Giordano Bruno was burned at the stake in Rome in 1600, for his heretical, pantheistic, views, including his theory that the universe was infinite, with an infinite number of suns and infinite worlds. Copernicus' theory that the Earth revolved around the sun was not yet accepted, Bruno was a contemporary of Galleleo Gallelei, who would receive a much lighter sentence, house arrest, for his observations which confirmed Copernicus. Bruno was centuries ahead of his time in that regard. Heresy touches on his, at the time not fully formed, thoughts. Bruno finds himself in an internal conflict, working for Walsingham to root out heretical (in Elizabethan England) Catholics, while holding heretical (to everybody in that time) beliefs of his own and being under threat from Catholic authorities in his own country.
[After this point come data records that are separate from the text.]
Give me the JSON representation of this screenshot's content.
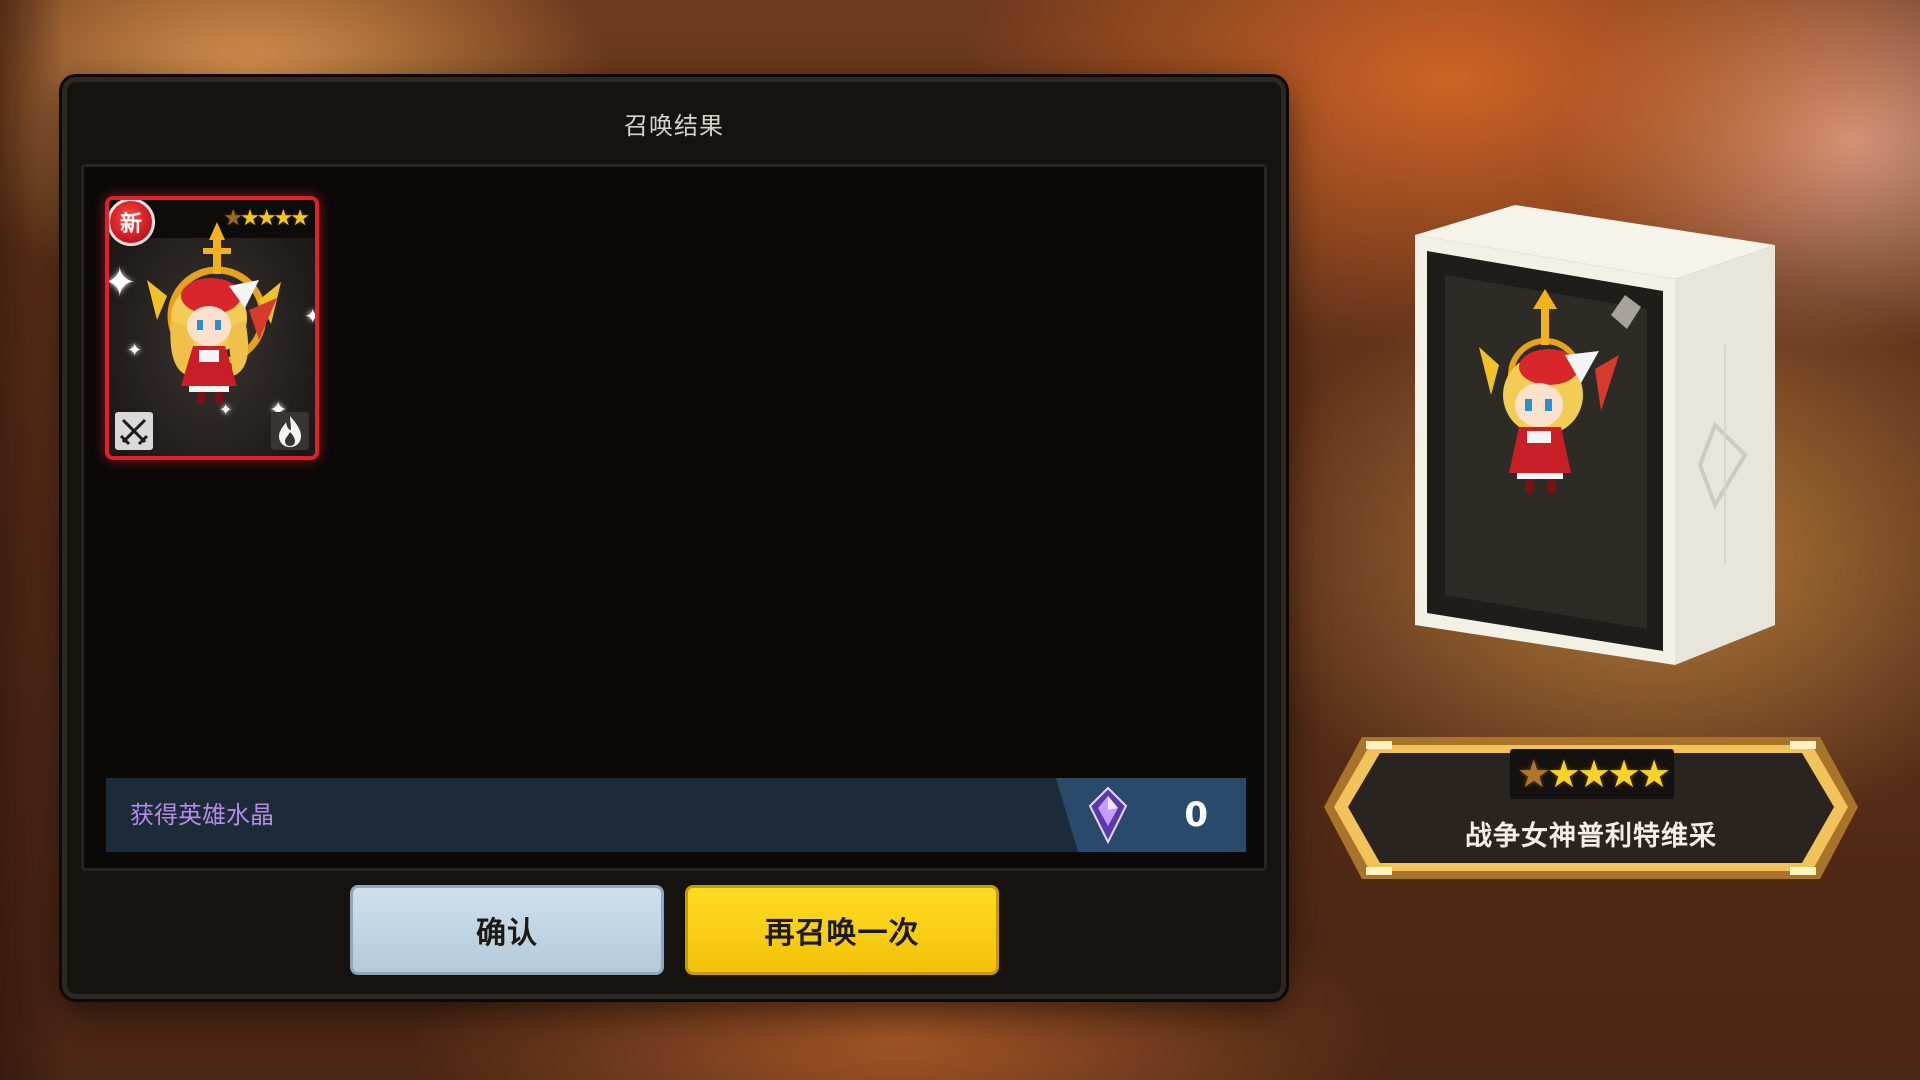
{
  "dialog": {
    "title": "召唤结果",
    "card": {
      "badge": "新",
      "stars_filled": 4,
      "stars_total": 5,
      "class_icon": "sword-icon",
      "element_icon": "fire-icon"
    },
    "crystal": {
      "label": "获得英雄水晶",
      "count": "0",
      "icon": "crystal-icon"
    },
    "buttons": {
      "confirm": "确认",
      "resummon": "再召唤一次"
    }
  },
  "showcase": {
    "hero_name": "战争女神普利特维采",
    "stars_filled": 4,
    "stars_total": 5
  },
  "colors": {
    "card_border": "#e0202a",
    "resummon_button": "#f2c10a",
    "confirm_button": "#b4cada",
    "crystal_label": "#b58be8",
    "crystal_bar": "#1d2a38"
  }
}
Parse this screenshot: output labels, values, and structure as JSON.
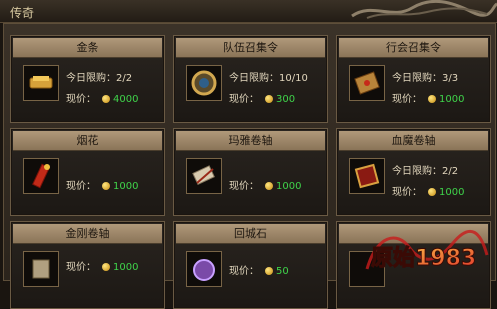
{
  "window": {
    "title": "传奇"
  },
  "labels": {
    "limit_prefix": "今日限购：",
    "price_label": "现价："
  },
  "watermark": {
    "text": "原始1983"
  },
  "items": [
    {
      "name": "金条",
      "limit": "2/2",
      "price": "4000",
      "icon": "gold-bar-icon"
    },
    {
      "name": "队伍召集令",
      "limit": "10/10",
      "price": "300",
      "icon": "summon-medal-icon"
    },
    {
      "name": "行会召集令",
      "limit": "3/3",
      "price": "1000",
      "icon": "guild-token-icon"
    },
    {
      "name": "烟花",
      "limit": "",
      "price": "1000",
      "icon": "firework-icon"
    },
    {
      "name": "玛雅卷轴",
      "limit": "",
      "price": "1000",
      "icon": "scroll-icon"
    },
    {
      "name": "血魔卷轴",
      "limit": "2/2",
      "price": "1000",
      "icon": "blood-scroll-icon"
    },
    {
      "name": "金刚卷轴",
      "limit": "",
      "price": "1000",
      "icon": "diamond-scroll-icon"
    },
    {
      "name": "回城石",
      "limit": "",
      "price": "50",
      "icon": "return-stone-icon"
    },
    {
      "name": "",
      "limit": "",
      "price": "",
      "icon": "unknown-item-icon"
    }
  ]
}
I found one character to be a bit disappointing, Sophia, the daughter of John Underhill, Rector of Lincoln College, who was educated along with her brother, a frequent user of the college's library and who took an interest in Bruno's esoteric knowledge. It turns out that she is looking for a love potion! What a let down. Her love interest is important to the plot but jeez, what a cheesy way to use her. Merritt/Parris touches on a kind of Elizabethan woman's liberation theme when she is first introduced but then backs way off. Historically that is probably for the best, though.

Underhill, Bruno, Walsingham, Philip Sidney and several other characters in the novel are real people, used for Merritt/Parris' own novelistic purposes, and Bruno did visit Oxford to lecture and unsuccessfully apply for a teaching position. John Foxe's book is real and was popular among the more radical "Puritan" protestants in England at that time. Heresy blends history with fiction in a believable way.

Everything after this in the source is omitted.